You haven't seen prognosticators on this forum stating that the PS3 would dominate EU while 360 dominates US and Wii dominates Japan have you. You also are playing into some hugely revisionist history in the run up to the PS3 Euro launch.
As for devs, again, their projects started well before the PS3 launched. They can't simply scrap those projects and say "Hey! We're going to go with the Wii now and eat the last 6-12 months worth of costs for PS3 development. Wii FTW!"
At the end of the day those developers are businesses, and no amount of ungodly sales from the Wii will change that. Once their current projects are completed, they will shift their resources as soon as they can to the Wii.
In the case of larger organizations like Capcom and Square-Enix and EA, they can have multiple teams and begin the process of shifting in the here and now. But that isn't every developer.

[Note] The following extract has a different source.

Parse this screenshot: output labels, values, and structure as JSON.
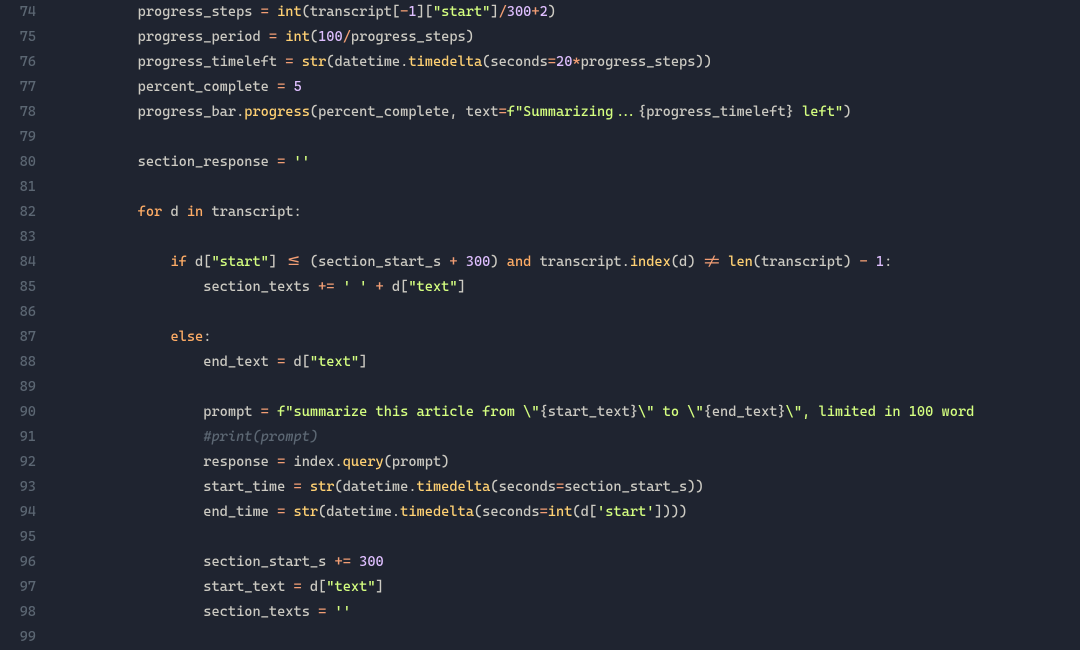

As for E3 I hope it is what you are saying, that developers are waiting to announce their big titles there.
* Natoma pulls out hair.
I've been stating this for the past several months, and in particular this thread! Hell, the last several posts I've made!
Most developers wait until E3 to announce their big guns. IF the Wii doesn't get a tidal wave of new developer support at E3, I'd be very worried if I were Nintendo. They couldn't have asked for more than 7 million consoles sold only 6 months after launch. That's unheard of.
If those kinds of sales don't translate to huge amounts of developer support, they're cooked.
I d like to point out once again that I am bringing up some obesrvations that may indicate towards the possibility and direction I mention. I am not saying things will be that way. I am playing the role of the "devil's advocate" and I have every good reason to
Playing devil's advocate when based on sound logic is perfectly fine. I do it a lot as well. Playing devil's advocate simply to be contrarian, but having no basis in fact, is not. And honestly, that's what you've been engaging in.